PAMM Monitoring
- Investing;
- Investment refund on the first request of the investor;
- Update of PAMM account statistics;
- Calculation and timely recalculation of all shares and profits taken by investors and the managing trader.
Example:
A trader has USD 10,000 in his account. Three investors decided to invest USD 1,000, USD 2,000, and USD 7,000 respectively.
- 1) The first investor transferred USD 1,000 and got a share equaling 1,000 / (total deposit) = 1,000 / (10,000 + 1,000 + 2,000 + 7,000) = 1,000 / 20,000 = 5%.
- 2) The second investor transferred USD 2,000 and got a share equaling 2,000 / (total deposit) = 2,000 / (10,000 + 1,000 + 2,000 + 7,000) = 2,000 / 20,000 = 10%.
- 3) The third investor transferred USD 7,000 and got a share equaling 7,000 / (total deposit) = 7,000 / (10,000 + 1,000 + 2,000 + 7,000) = 7,000 / 20,000 = 35%.
- 4) The share of the trader is equal to 10,000 / 20,000 = 50%
Consequently, funding the trading account with USD 10,000 and receiving investments, the managing trader gets the same share in his account as investors.
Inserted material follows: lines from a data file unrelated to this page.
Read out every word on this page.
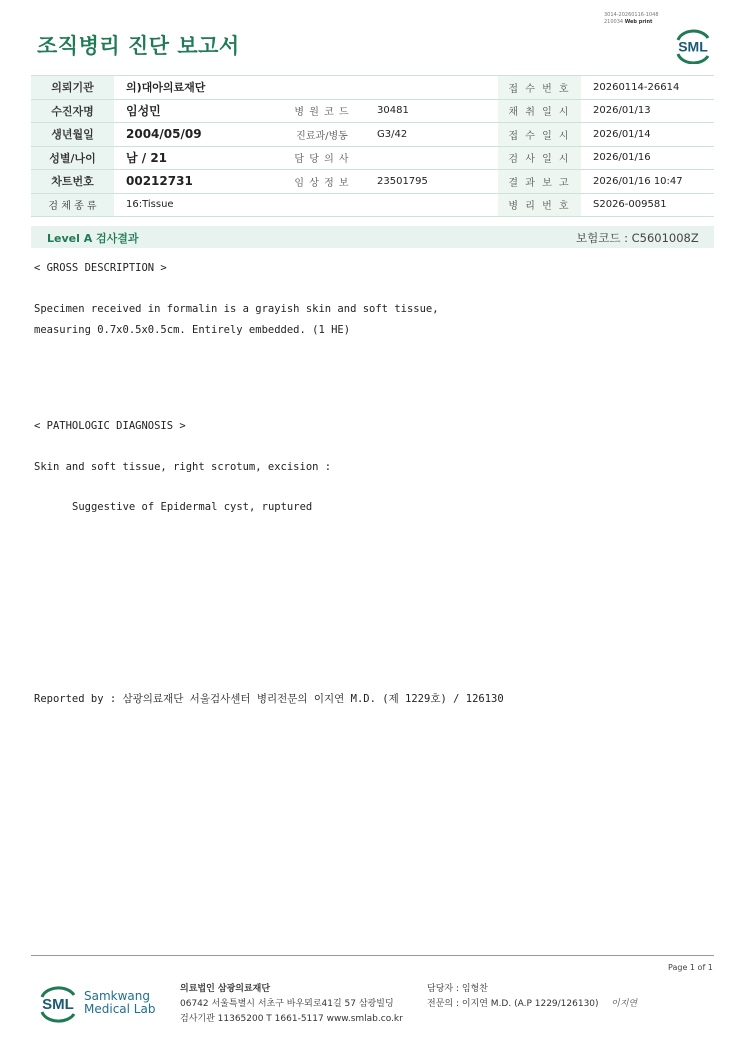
3014-20260116-1048
210034 Web print
조직병리 진단 보고서	SML
의뢰기관	의)대아의료재단			접 수 번 호	20260114-26614
수진자명	임성민	병 원 코 드	30481	채 취 일 시	2026/01/13
생년월일	2004/05/09	진료과/병동	G3/42	접 수 일 시	2026/01/14
성별/나이	남 / 21	담 당 의 사		검 사 일 시	2026/01/16
차트번호	00212731	임 상 정 보	23501795	결 과 보 고	2026/01/16 10:47
검 체 종 류	16:Tissue			병 리 번 호	S2026-009581
Level A 검사결과	보험코드 : C5601008Z
< GROSS DESCRIPTION >
Specimen received in formalin is a grayish skin and soft tissue,
measuring 0.7x0.5x0.5cm. Entirely embedded. (1 HE)
< PATHOLOGIC DIAGNOSIS >
Skin and soft tissue, right scrotum, excision :
Suggestive of Epidermal cyst, ruptured
Reported by : 삼광의료재단 서울검사센터 병리전문의 이지연 M.D. (제 1229호) / 126130
Page 1 of 1
SML Samkwang
Medical Lab
의료법인 삼광의료재단
06742 서울특별시 서초구 바우뫼로41길 57 삼광빌딩
검사기관 11365200 T 1661-5117 www.smlab.co.kr
담당자 : 임형찬
전문의 : 이지연 M.D. (A.P 1229/126130) 이지연
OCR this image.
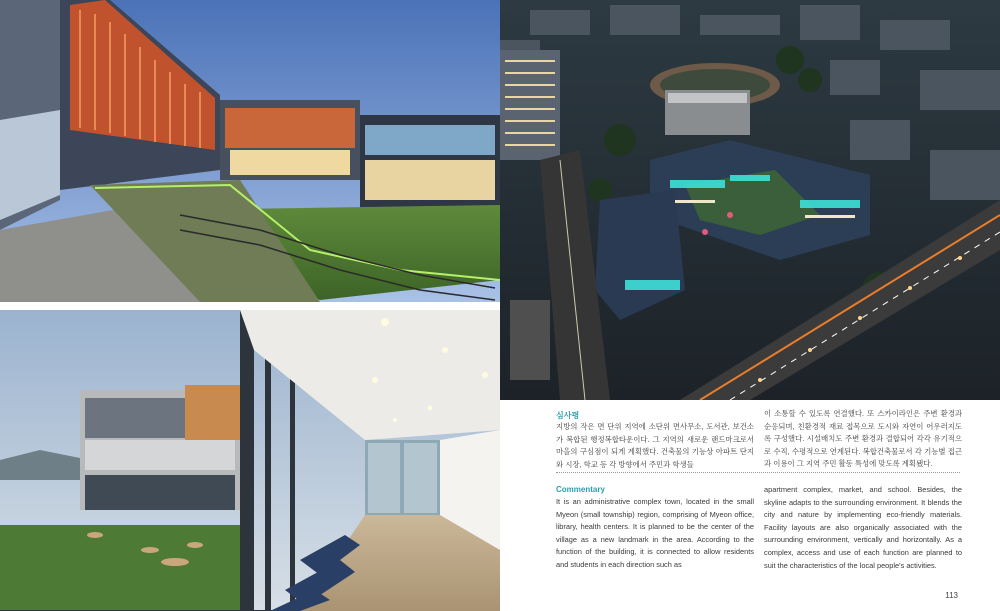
심사평

지방의 작은 면 단위 지역에 소단위 면사무소, 도서관, 보건소가 복합된 행정복합타운이다. 그 지역의 새로운 랜드마크로서 마을의 구심점이 되게 계획했다. 건축물의 기능상 아파트 단지와 시장, 학교 등 각 방향에서 주민과 학생들

이 소통할 수 있도록 연결했다. 또 스카이라인은 주변 환경과 순응되며, 친환경적 재료 접목으로 도시와 자연이 어우러지도록 구성했다. 시설배치도 주변 환경과 결합되어 각각 유기적으로 수직, 수평적으로 연계된다. 복합건축물로서 각 기능별 접근과 이용이 그 지역 주민 활동 특성에 맞도록 계획됐다.

Commentary

It is an administrative complex town, located in the small Myeon (small township) region, comprising of Myeon office, library, health centers. It is planned to be the center of the village as a new landmark in the area. According to the function of the building, it is connected to allow residents and students in each direction such as

apartment complex, market, and school. Besides, the skyline adapts to the surrounding environment. It blends the city and nature by implementing eco-friendly materials. Facility layouts are also organically associated with the surrounding environment, vertically and horizontally. As a complex, access and use of each function are planned to suit the characteristics of the local people's activities.

113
All the shares are directly proportional to investments of all the PAMM account users (managing trader and investors) in the total balance of the account.
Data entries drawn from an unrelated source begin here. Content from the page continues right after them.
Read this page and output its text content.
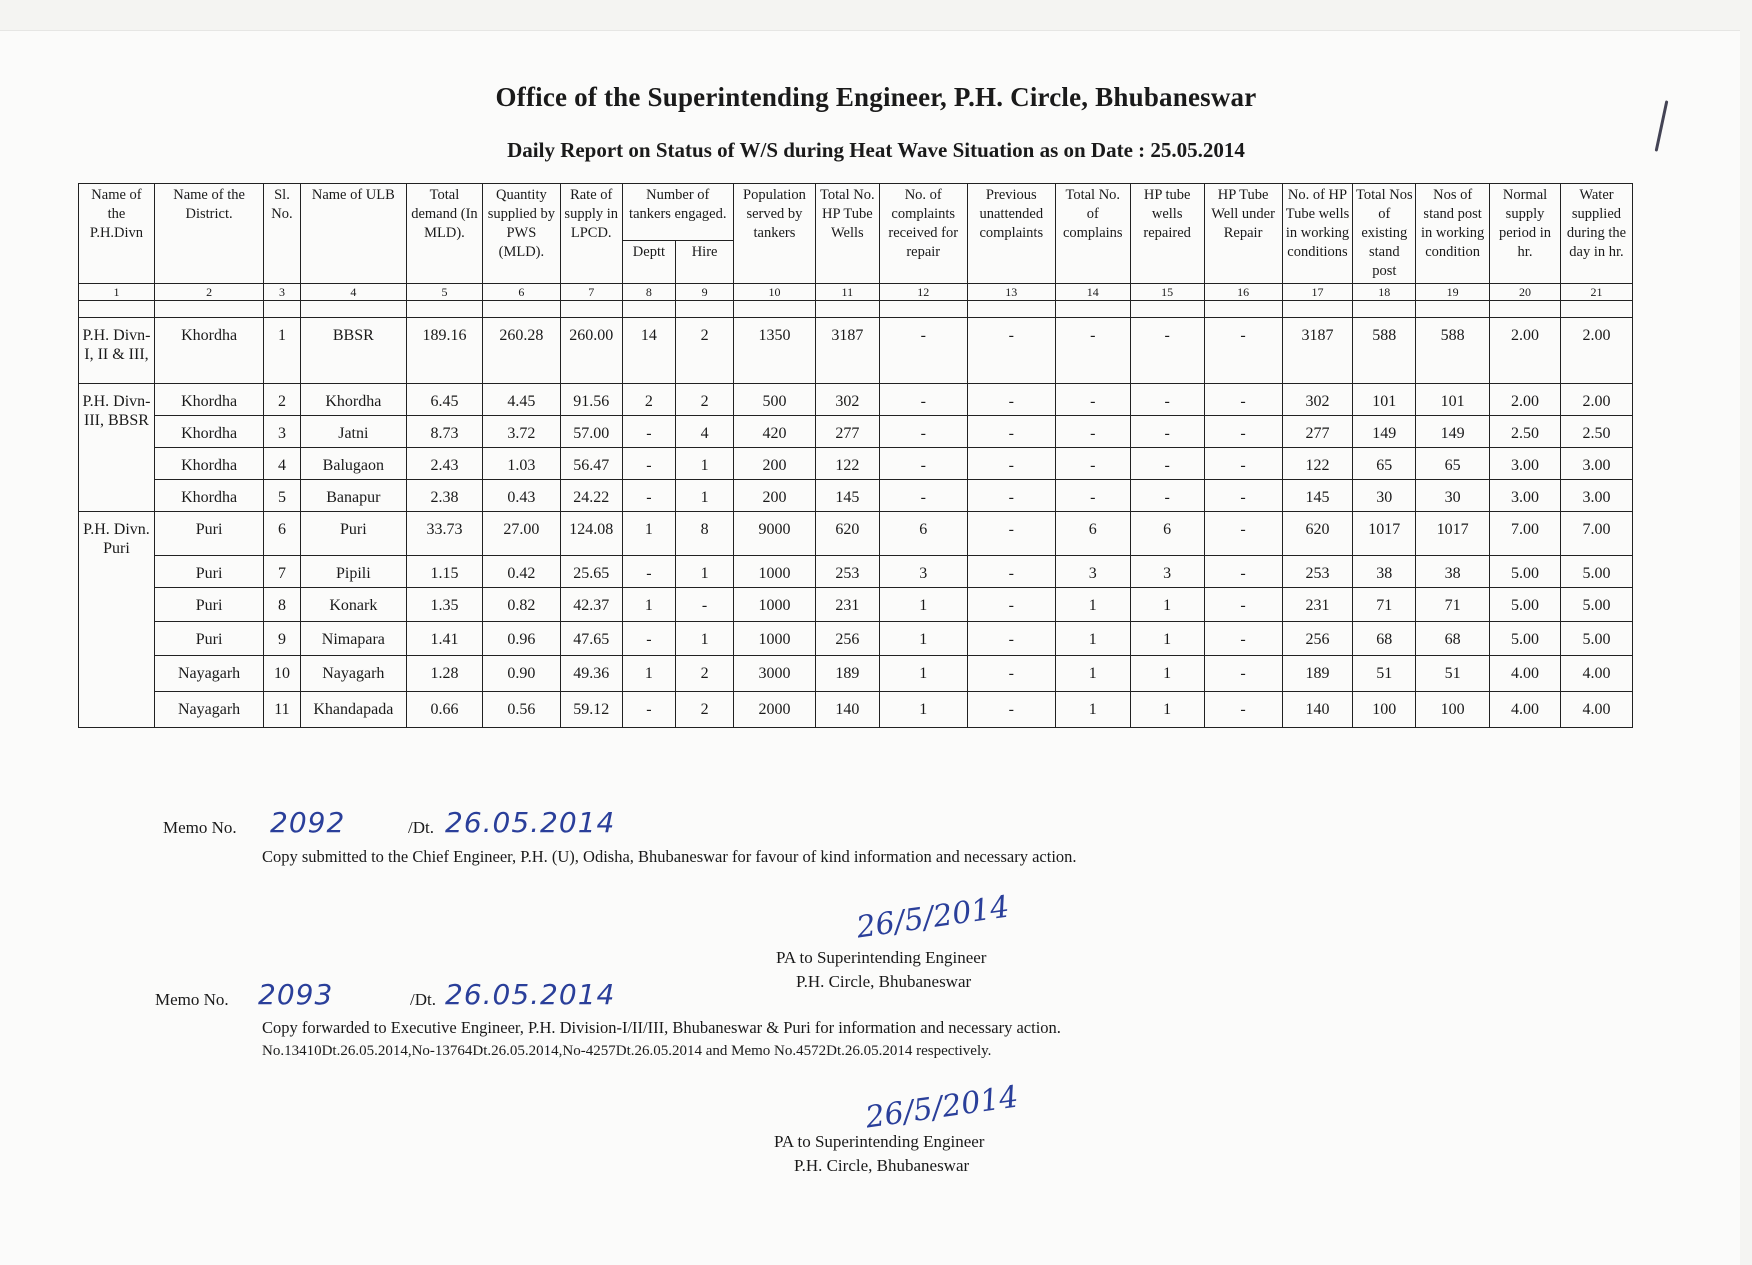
Office of the Superintending Engineer, P.H. Circle, Bhubaneswar
Daily Report on Status of W/S during Heat Wave Situation as on Date : 25.05.2014
Name of the P.H.Divn	Name of the District.	Sl. No.	Name of ULB	Total demand (In MLD).	Quantity supplied by PWS (MLD).	Rate of supply in LPCD.	Number of tankers engaged.		Population served by tankers	Total No. HP Tube Wells	No. of complaints received for repair	Previous unattended complaints	Total No. of complains	HP tube wells repaired	HP Tube Well under Repair	No. of HP Tube wells in working conditions	Total Nos of existing stand post	Nos of stand post in working condition	Normal supply period in hr.	Water supplied during the day in hr.
							Deptt	Hire												
1	2	3	4	5	6	7	8	9	10	11	12	13	14	15	16	17	18	19	20	21

P.H. Divn-I, II & III,	Khordha	1	BBSR	189.16	260.28	260.00	14	2	1350	3187	-	-	-	-	-	3187	588	588	2.00	2.00
P.H. Divn-III, BBSR	Khordha	2	Khordha	6.45	4.45	91.56	2	2	500	302	-	-	-	-	-	302	101	101	2.00	2.00
	Khordha	3	Jatni	8.73	3.72	57.00	-	4	420	277	-	-	-	-	-	277	149	149	2.50	2.50
	Khordha	4	Balugaon	2.43	1.03	56.47	-	1	200	122	-	-	-	-	-	122	65	65	3.00	3.00
	Khordha	5	Banapur	2.38	0.43	24.22	-	1	200	145	-	-	-	-	-	145	30	30	3.00	3.00
P.H. Divn. Puri	Puri	6	Puri	33.73	27.00	124.08	1	8	9000	620	6	-	6	6	-	620	1017	1017	7.00	7.00
	Puri	7	Pipili	1.15	0.42	25.65	-	1	1000	253	3	-	3	3	-	253	38	38	5.00	5.00
	Puri	8	Konark	1.35	0.82	42.37	1	-	1000	231	1	-	1	1	-	231	71	71	5.00	5.00
	Puri	9	Nimapara	1.41	0.96	47.65	-	1	1000	256	1	-	1	1	-	256	68	68	5.00	5.00
	Nayagarh	10	Nayagarh	1.28	0.90	49.36	1	2	3000	189	1	-	1	1	-	189	51	51	4.00	4.00
	Nayagarh	11	Khandapada	0.66	0.56	59.12	-	2	2000	140	1	-	1	1	-	140	100	100	4.00	4.00
Memo No. 2092	/Dt. 26.05.2014
Copy submitted to the Chief Engineer, P.H. (U), Odisha, Bhubaneswar for favour of kind information and necessary action.
26/5/2014
PA to Superintending Engineer
P.H. Circle, Bhubaneswar
Memo No. 2093	/Dt. 26.05.2014
Copy forwarded to Executive Engineer, P.H. Division-I/II/III, Bhubaneswar & Puri for information and necessary action.
No.13410Dt.26.05.2014,No-13764Dt.26.05.2014,No-4257Dt.26.05.2014 and Memo No.4572Dt.26.05.2014 respectively.
26/5/2014
PA to Superintending Engineer
P.H. Circle, Bhubaneswar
If in future a new investor joins them and decides to invest USD 5,000 in this account, his or her share will be 5,000 / (20,000 + 5,000) = 20%. The shares of other members will also change because of the newly invested funds, but will not diminish at recalculation.
- 1) A trader registers the account and replenishes it with an amount of N US dollars;
- 2) The trader receives an investment in the amount of X US dollars from the first investor. The trader starts trading;
- 3) Then new investors come into the deal, and each of them invests different amounts (from 1 to hundreds of thousands US dollars). Each investor gets the exact share that is due to him or her at the moment of investing;
- 4) Some investors decide to withdraw their investments fixing their profits;
- 5) Other investors continue keeping their shares in the trading account;
- 6) The trader withdraws some part of his or her funds.
All operations mentioned above are processed automatically by the company. At any time the investor may request withdrawal of the investment from the PAMM account together with the profit. A part of the profit is paid to the trader as a commission after the investment withdrawal is processed. The commission is set by the managing trader in the PAMM account settings and is available to all potential investors.